In factory stock form, all three were just barely stable:
1) The Princeton will howl if I place a high-gain distortion pedal within a couple of feet of the amp.

2) The Blues Junior went into RF oscillation if the flat cables running from tube sockets to PCB weren't perfectly located.

3) The Superchamp XD is so close to oscillation that it goes bananas if you even replace the stock output transformer with an improved one - Bill M. had to cancel his plan to sell an improved OT for the XD because many of them would go unstable.

Leo was an accountant first and foremost, and if he could save a penny on a grid stopper resistor, he would do it. The company he left behind him seems to often follow the same philosophy.

For guitar, there is nothing useful above 10 kHz, so there is absolutely no good reason to extend the amps frequency response significantly higher than that. All that you get from extra bandwidth is more noise, more interference, and more chance of instability.

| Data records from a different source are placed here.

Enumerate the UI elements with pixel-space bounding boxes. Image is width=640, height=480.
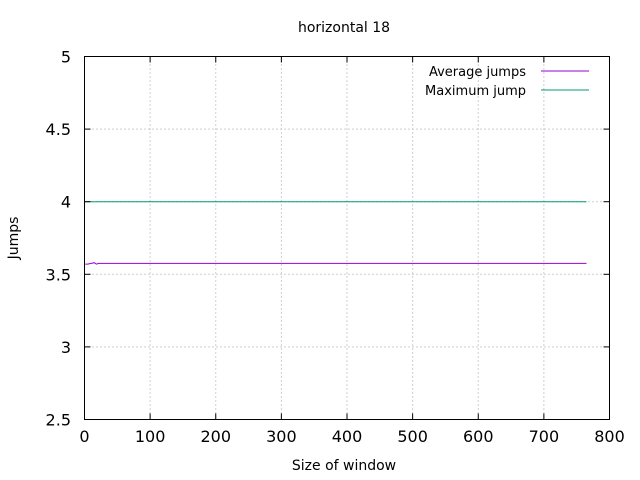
x-tick-label: 700 xyxy=(529,427,560,446)
series-line-average-jumps xyxy=(85,262,587,265)
x-tick-label: 300 xyxy=(266,427,297,446)
x-tick-label: 500 xyxy=(397,427,428,446)
x-tick-label: 600 xyxy=(463,427,494,446)
y-tick-label: 3 xyxy=(61,338,71,357)
axis-ticks: 0 100 200 300 400 500 600 700 800 2.5 3 3.5 4 4.5 5 xyxy=(46,48,625,447)
chart-title: horizontal 18 xyxy=(298,20,390,36)
y-tick-label: 4.5 xyxy=(46,120,71,139)
series-lines xyxy=(85,201,587,265)
y-tick-label: 5 xyxy=(61,48,71,67)
x-tick-label: 400 xyxy=(332,427,363,446)
legend: Average jumps Maximum jump xyxy=(425,65,589,99)
x-tick-label: 200 xyxy=(200,427,231,446)
legend-label: Average jumps xyxy=(429,65,526,80)
y-axis-label: Jumps xyxy=(6,217,22,261)
y-tick-label: 3.5 xyxy=(46,265,71,284)
y-tick-label: 4 xyxy=(61,193,71,212)
x-axis-label: Size of window xyxy=(292,458,396,474)
x-tick-label: 800 xyxy=(594,427,625,446)
y-tick-label: 2.5 xyxy=(46,411,71,430)
grid-lines xyxy=(84,56,610,420)
x-tick-label: 0 xyxy=(79,427,89,446)
x-tick-label: 100 xyxy=(135,427,166,446)
legend-label: Maximum jump xyxy=(425,84,526,99)
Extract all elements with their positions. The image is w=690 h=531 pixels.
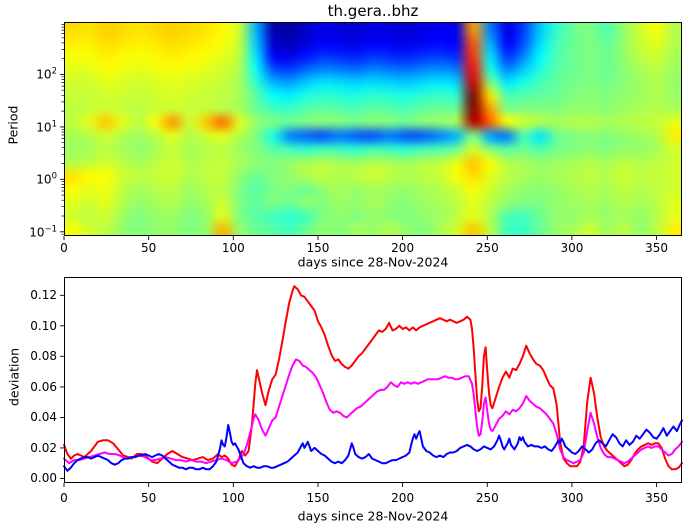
bottom-xaxis-label: days since 28-Nov-2024 bbox=[297, 508, 449, 524]
bottom-x-tick-label: 250 bbox=[475, 491, 499, 505]
period-tick-label: 101 bbox=[36, 119, 57, 135]
deviation-tick-label: 0.12 bbox=[30, 288, 57, 303]
bottom-x-tick-label: 100 bbox=[221, 491, 245, 505]
bottom-x-tick-label: 200 bbox=[391, 491, 415, 505]
period-tick-label: 10−1 bbox=[29, 224, 57, 240]
top-x-tick-label: 150 bbox=[306, 241, 330, 255]
bottom-x-tick-label: 350 bbox=[645, 491, 669, 505]
bottom-x-tick-label: 150 bbox=[306, 491, 330, 505]
bottom-x-tick-label: 0 bbox=[60, 491, 68, 505]
top-x-tick-label: 50 bbox=[141, 241, 157, 255]
bottom-x-tick-label: 50 bbox=[141, 491, 157, 505]
deviation-axis-label: deviation bbox=[6, 347, 22, 407]
deviation-tick-label: 0.06 bbox=[30, 379, 57, 394]
top-x-tick-label: 300 bbox=[560, 241, 584, 255]
top-x-tick-label: 200 bbox=[391, 241, 415, 255]
bottom-x-tick-label: 300 bbox=[560, 491, 584, 505]
top-x-tick-label: 350 bbox=[645, 241, 669, 255]
top-x-tick-label: 0 bbox=[60, 241, 68, 255]
period-tick-label: 100 bbox=[36, 171, 57, 187]
deviation-tick-label: 0.04 bbox=[30, 410, 57, 425]
top-x-tick-label: 100 bbox=[221, 241, 245, 255]
period-tick-label: 102 bbox=[36, 66, 57, 82]
period-axis-label: Period bbox=[5, 105, 21, 145]
top-xaxis-label: days since 28-Nov-2024 bbox=[297, 254, 449, 270]
top-x-tick-label: 250 bbox=[475, 241, 499, 255]
deviation-tick-label: 0.10 bbox=[30, 318, 57, 333]
deviation-tick-label: 0.00 bbox=[30, 471, 57, 486]
deviation-tick-label: 0.08 bbox=[30, 349, 57, 364]
chart-title: th.gera..bhz bbox=[327, 2, 419, 20]
deviation-tick-label: 0.02 bbox=[30, 440, 57, 455]
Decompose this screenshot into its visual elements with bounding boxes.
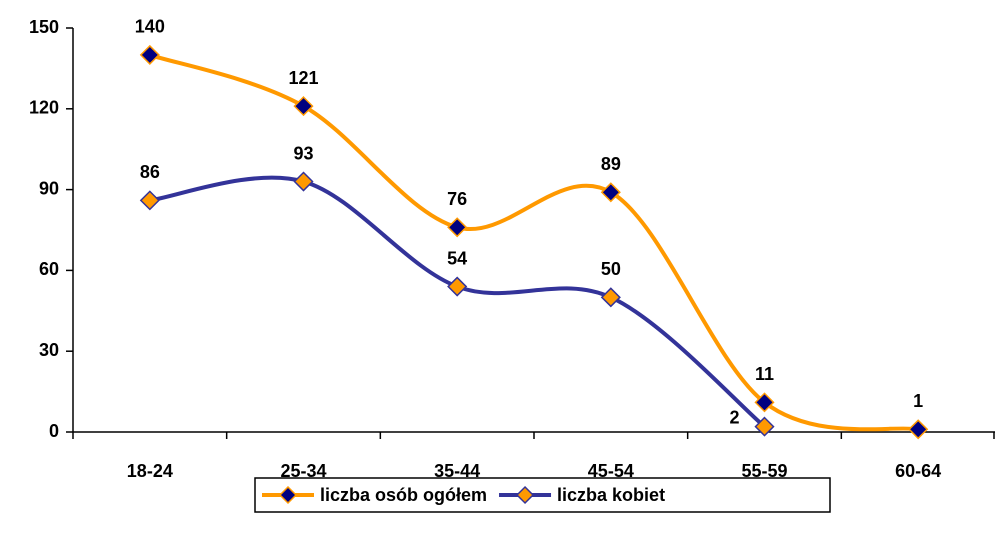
legend-label: liczba kobiet: [557, 485, 665, 505]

12AX7's are relatively easy - with such a high ra and so much Miller capacitance, they don't have that much bandwidth to start with. IMO all pentodes need respect, because they have such small input capacitances. I've used a few little UHF pentodes (6AK5, 6AG5, 6JW8) in preamps - and with those, I took no chances, and added capacitors strategically to control the bandwidth. Of course, I also paid a lot of attention to layout. It seems to have worked, as I had no instability issues I could detect.